Building a Fake News Detection Model Using Machine Learning

Aug 26, 2024

Fake news has become a significant issue in today’s digital age, where misinformation can spread rapidly through social media and online platforms. Detecting fake news is crucial for maintaining the integrity of information. This blog will guide you through building a fake news detection model using machine learning. The provided code in the fake_news.ipynb Jupyter Notebook covers data preprocessing, exploratory data analysis, model training, and evaluation using various machine learning algorithms.

Introduction

The goal of this project is to develop a machine learning model that can distinguish between real and fake news articles. The dataset includes labeled news articles, and we'll use machine learning techniques to classify these articles based on their content. We’ll explore multiple models, including Logistic Regression, Random Forest, and Gaussian Naive Bayes, and compare their performance.

What You Will Learn

By the end of this tutorial, you will learn:

How to preprocess text data for machine learning.
How to perform exploratory data analysis (EDA) on a text dataset.
How to train and evaluate multiple machine learning models.
How to use hyperparameter tuning to optimize model performance.

Prerequisites

Before starting, ensure you have the following installed:

Python
Jupyter Notebook
Required Python libraries (Pandas, Matplotlib, Scikit-learn, Seaborn, Joblib, etc.)

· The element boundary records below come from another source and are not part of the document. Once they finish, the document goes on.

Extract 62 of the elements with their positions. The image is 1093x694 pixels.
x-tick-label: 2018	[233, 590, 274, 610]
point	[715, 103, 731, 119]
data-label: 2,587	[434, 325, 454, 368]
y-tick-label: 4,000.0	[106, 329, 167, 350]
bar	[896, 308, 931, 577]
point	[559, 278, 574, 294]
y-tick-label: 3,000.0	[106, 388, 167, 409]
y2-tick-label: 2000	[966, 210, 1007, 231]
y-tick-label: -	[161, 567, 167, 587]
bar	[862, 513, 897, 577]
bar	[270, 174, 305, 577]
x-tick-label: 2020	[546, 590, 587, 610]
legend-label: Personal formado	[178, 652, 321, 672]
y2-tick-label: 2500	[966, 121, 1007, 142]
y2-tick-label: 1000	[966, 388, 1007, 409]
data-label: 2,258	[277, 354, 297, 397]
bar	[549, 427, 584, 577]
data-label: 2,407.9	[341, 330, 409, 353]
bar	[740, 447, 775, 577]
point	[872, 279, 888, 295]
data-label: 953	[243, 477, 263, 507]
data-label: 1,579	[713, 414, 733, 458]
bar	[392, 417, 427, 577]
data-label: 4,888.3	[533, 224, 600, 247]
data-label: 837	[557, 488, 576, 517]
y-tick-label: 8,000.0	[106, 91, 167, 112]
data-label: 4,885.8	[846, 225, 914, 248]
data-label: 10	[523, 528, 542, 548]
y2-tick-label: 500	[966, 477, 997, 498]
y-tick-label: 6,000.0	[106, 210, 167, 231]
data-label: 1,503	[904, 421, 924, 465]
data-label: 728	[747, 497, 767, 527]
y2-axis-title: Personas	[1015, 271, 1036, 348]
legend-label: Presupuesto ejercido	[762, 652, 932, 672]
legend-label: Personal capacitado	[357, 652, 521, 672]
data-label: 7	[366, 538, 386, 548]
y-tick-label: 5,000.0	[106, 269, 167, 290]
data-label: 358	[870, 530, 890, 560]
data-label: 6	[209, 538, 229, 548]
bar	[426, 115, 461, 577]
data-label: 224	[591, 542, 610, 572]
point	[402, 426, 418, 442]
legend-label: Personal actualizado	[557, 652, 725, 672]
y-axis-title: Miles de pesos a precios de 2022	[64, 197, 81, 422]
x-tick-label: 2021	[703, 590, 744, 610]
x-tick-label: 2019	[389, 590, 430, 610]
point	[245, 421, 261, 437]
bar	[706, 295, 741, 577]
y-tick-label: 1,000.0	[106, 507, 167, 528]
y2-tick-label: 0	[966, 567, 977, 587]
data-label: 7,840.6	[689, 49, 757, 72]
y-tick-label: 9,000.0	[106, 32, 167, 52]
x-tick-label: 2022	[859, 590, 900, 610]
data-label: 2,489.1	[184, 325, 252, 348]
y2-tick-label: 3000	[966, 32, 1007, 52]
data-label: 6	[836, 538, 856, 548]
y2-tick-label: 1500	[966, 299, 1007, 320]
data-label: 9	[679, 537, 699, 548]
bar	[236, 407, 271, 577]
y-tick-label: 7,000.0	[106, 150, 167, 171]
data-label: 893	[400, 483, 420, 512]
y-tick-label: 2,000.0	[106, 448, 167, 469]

Understanding the Provided Code

Let’s go through the provided code step by step.

1. Importing the Required Libraries

import pandas as pd
import matplotlib.pyplot as plt
import numpy as np

Pandas: Used for data manipulation and analysis.
Matplotlib: Used for data visualization.
NumPy: Provides support for large, multi-dimensional arrays and matrices.

2. Loading the Data

train_df = pd.read_csv('train.csv')
test_df = pd.read_csv('test.csv')
submit_df = pd.read_csv('submit.csv')

Loading CSV Files: The dataset is loaded from CSV files into Pandas DataFrames. The train.csv contains the training data, test.csv contains the test data, and submit.csv contains the submission format for predictions.

3. Visualizing the Data

train_df.head()
test_df.head()
submit_df.head()

Displaying Data: The head() method is used to display the first few rows of each DataFrame, allowing us to inspect the data structure.

Output :

final_test_df = test_df.join(submit_df, rsuffix='_2')
final_test_df.drop(['id','id_2','title'],axis=1, inplace=True)
final_test_df = final_test_df.dropna()
final_test_df.head()

Merging DataFrames: The test data is joined with the submission DataFrame. Unnecessary columns like id and title are dropped, and missing values are handled by removing rows with NaN values.

Output :

4. Exploratory Data Analysis (EDA)

Label Distribution

label_dist = train_df.label.value_counts()
labels = ['Original', 'Fake']
plt.pie(x=label_dist.values, labels=labels)
plt.ylabel('Count')
plt.title('Label/ Target Distribution')
plt.show()

Pie Chart: A pie chart is created to visualize the distribution of labels (Original vs. Fake) in the training data. This helps us understand if the dataset is balanced.

Output :

Word Cloud for Frequent Words

from sklearn.feature_extraction.text import CountVectorizer
from wordcloud import WordCloud

def plot_word_cloud(df, name):
    text = CountVectorizer(stop_words='english').fit(df['text'].tolist())
    bag_of_words = text.transform(df['text'].tolist())
    sum_words = bag_of_words.sum(axis=0)
    words_freq = [(word, sum_words[0, idx]) for word, idx in text.vocabulary_.items()]
    words_freq = sorted(words_freq, key=lambda x: x[1], reverse=True)[:50]
    top_words = " ".join([i[0] for i in words_freq])
    word_cloud = WordCloud(collocations=False, background_color='white').generate(top_words)
    plt.imshow(word_cloud, interpolation='bilinear')
    plt.title(f'{name}')
    plt.axis("off")
    plt.show()

plot_word_cloud(all_df, 'Frequent Words for all articles')
plot_word_cloud(fake_df, 'Frequent Words for all Fake articles')
plot_word_cloud(true_df, 'Frequent Words for all Original articles')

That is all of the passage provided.